HTC S520, HTC Phoebus, HTC Juno, T-Mobile Shadow, Dopod C750
- Compatible networks: GPRS/EDGE, GSM Quad Band
- Dimensions: 103mm (L) x 53mm (W) x 15mm (D)
- Weight: 150 g (5 oz)
- Memory: 256 MB ROM, 128 MB RAM
- Display: 2.8" QVGA TFT LCD, 320X240 64K-color screen
- Connectivity: Bluetooth 2.0, Wi-Fi: IEEE 802.11b/g, HTC ExtUSB (11-pin mini-USB and audio jack in one)

= HTC Phoebus =

The HTC S520 (A.K.A. HTC Phoebus, HTC Juno) is a Windows Mobile-based smartphone manufactured by High Tech Computer Corporation.
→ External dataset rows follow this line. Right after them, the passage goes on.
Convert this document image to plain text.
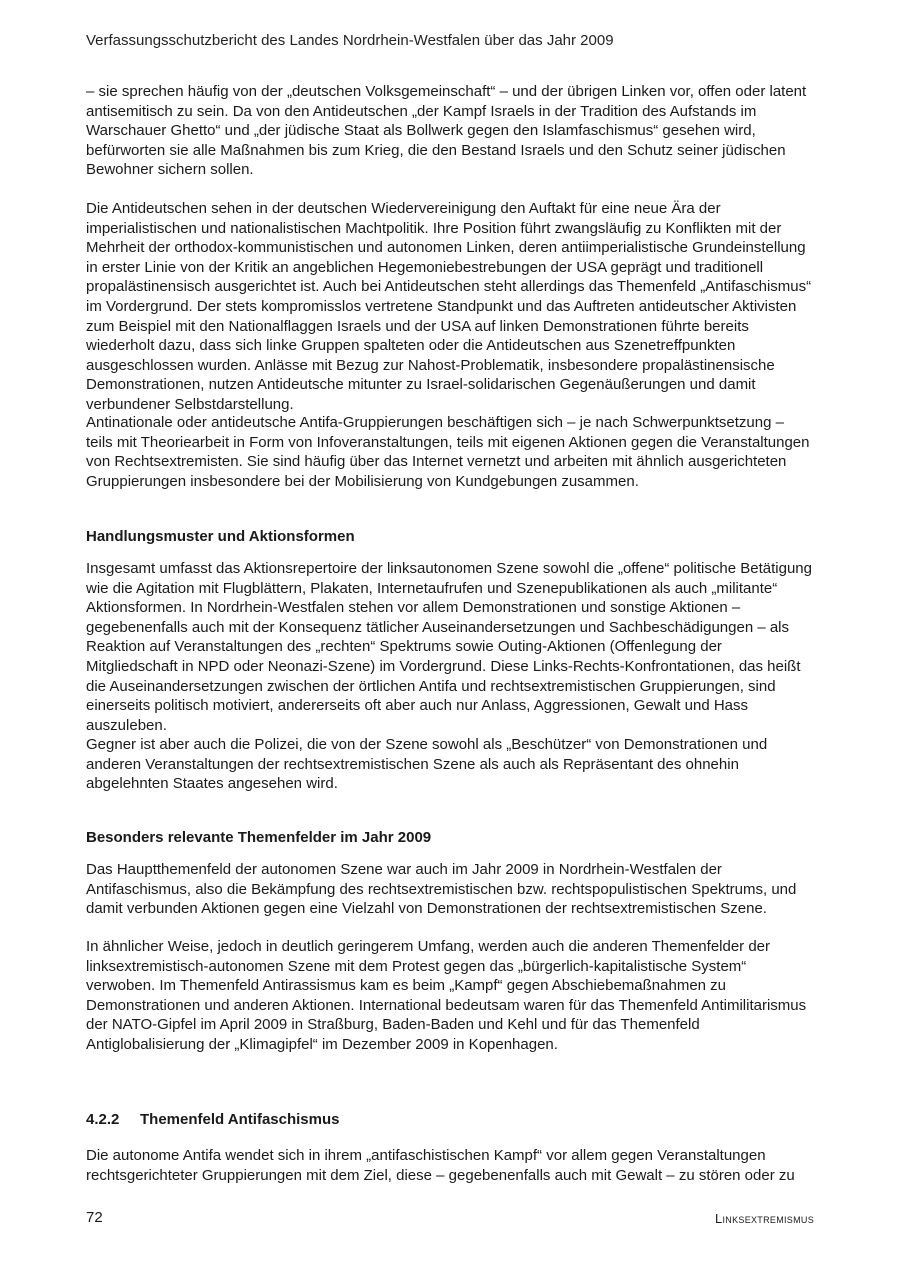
Verfassungsschutzbericht des Landes Nordrhein-Westfalen über das Jahr 2009

– sie sprechen häufig von der „deutschen Volksgemeinschaft“ – und der übrigen Linken vor, offen oder latent antisemitisch zu sein. Da von den Antideutschen „der Kampf Israels in der Tradition des Aufstands im Warschauer Ghetto“ und „der jüdische Staat als Bollwerk gegen den Islamfaschismus“ gesehen wird, befürworten sie alle Maßnahmen bis zum Krieg, die den Bestand Israels und den Schutz seiner jüdischen Bewohner sichern sollen.

Die Antideutschen sehen in der deutschen Wiedervereinigung den Auftakt für eine neue Ära der imperialistischen und nationalistischen Machtpolitik. Ihre Position führt zwangsläufig zu Konflikten mit der Mehrheit der orthodox-kommunistischen und autonomen Linken, deren antiimperialistische Grundeinstellung in erster Linie von der Kritik an angeblichen Hegemoniebestrebungen der USA geprägt und traditionell propalästinensisch ausgerichtet ist. Auch bei Antideutschen steht allerdings das Themenfeld „Antifaschismus“ im Vordergrund. Der stets kompromisslos vertretene Standpunkt und das Auftreten antideutscher Aktivisten zum Beispiel mit den Nationalflaggen Israels und der USA auf linken Demonstrationen führte bereits wiederholt dazu, dass sich linke Gruppen spalteten oder die Antideutschen aus Szenetreffpunkten ausgeschlossen wurden. Anlässe mit Bezug zur Nahost-Problematik, insbesondere propalästinensische Demonstrationen, nutzen Antideutsche mitunter zu Israel-solidarischen Gegenäußerungen und damit verbundener Selbstdarstellung.

Antinationale oder antideutsche Antifa-Gruppierungen beschäftigen sich – je nach Schwerpunktsetzung – teils mit Theoriearbeit in Form von Infoveranstaltungen, teils mit eigenen Aktionen gegen die Veranstaltungen von Rechtsextremisten. Sie sind häufig über das Internet vernetzt und arbeiten mit ähnlich ausgerichteten Gruppierungen insbesondere bei der Mobilisierung von Kundgebungen zusammen.

Handlungsmuster und Aktionsformen

Insgesamt umfasst das Aktionsrepertoire der linksautonomen Szene sowohl die „offene“ politische Betätigung wie die Agitation mit Flugblättern, Plakaten, Internetaufrufen und Szenepublikationen als auch „militante“ Aktionsformen. In Nordrhein-Westfalen stehen vor allem Demonstrationen und sonstige Aktionen – gegebenenfalls auch mit der Konsequenz tätlicher Auseinandersetzungen und Sachbeschädigungen – als Reaktion auf Veranstaltungen des „rechten“ Spektrums sowie Outing-Aktionen (Offenlegung der Mitgliedschaft in NPD oder Neonazi-Szene) im Vordergrund. Diese Links-Rechts-Konfrontationen, das heißt die Auseinandersetzungen zwischen der örtlichen Antifa und rechtsextremistischen Gruppierungen, sind einerseits politisch motiviert, andererseits oft aber auch nur Anlass, Aggressionen, Gewalt und Hass auszuleben.

Gegner ist aber auch die Polizei, die von der Szene sowohl als „Beschützer“ von Demonstrationen und anderen Veranstaltungen der rechtsextremistischen Szene als auch als Repräsentant des ohnehin abgelehnten Staates angesehen wird.

Besonders relevante Themenfelder im Jahr 2009

Das Hauptthemenfeld der autonomen Szene war auch im Jahr 2009 in Nordrhein-Westfalen der Antifaschismus, also die Bekämpfung des rechtsextremistischen bzw. rechtspopulistischen Spektrums, und damit verbunden Aktionen gegen eine Vielzahl von Demonstrationen der rechtsextremistischen Szene.

In ähnlicher Weise, jedoch in deutlich geringerem Umfang, werden auch die anderen Themenfelder der linksextremistisch-autonomen Szene mit dem Protest gegen das „bürgerlich-kapitalistische System“ verwoben. Im Themenfeld Antirassismus kam es beim „Kampf“ gegen Abschiebemaßnahmen zu Demonstrationen und anderen Aktionen. International bedeutsam waren für das Themenfeld Antimilitarismus der NATO-Gipfel im April 2009 in Straßburg, Baden-Baden und Kehl und für das Themenfeld Antiglobalisierung der „Klimagipfel“ im Dezember 2009 in Kopenhagen.

4.2.2 Themenfeld Antifaschismus

Die autonome Antifa wendet sich in ihrem „antifaschistischen Kampf“ vor allem gegen Veranstaltungen rechtsgerichteter Gruppierungen mit dem Ziel, diese – gegebenenfalls auch mit Gewalt – zu stören oder zu

72	Linksextremismus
It is available in the US market as the T-Mobile Shadow and in Taiwan as the Dopod C750. The T-Mobile version supports MyFaves.

==Neo interface==

T-Mobile, HTC, and Microsoft collaborated on the Neo interface introduced on the T-Mobile version. The interface was designed to allow a more familiar cell phone user interface on a smartphone.

==Shadow 2009==
T-Mobile replaced the original Shadow model with a newer one in early 2009. In addition to a design facelift and new colors, it supports Unlicensed Mobile Access through the T-Mobile @Home service. It will also have Windows Mobile 6.1 Standard installed.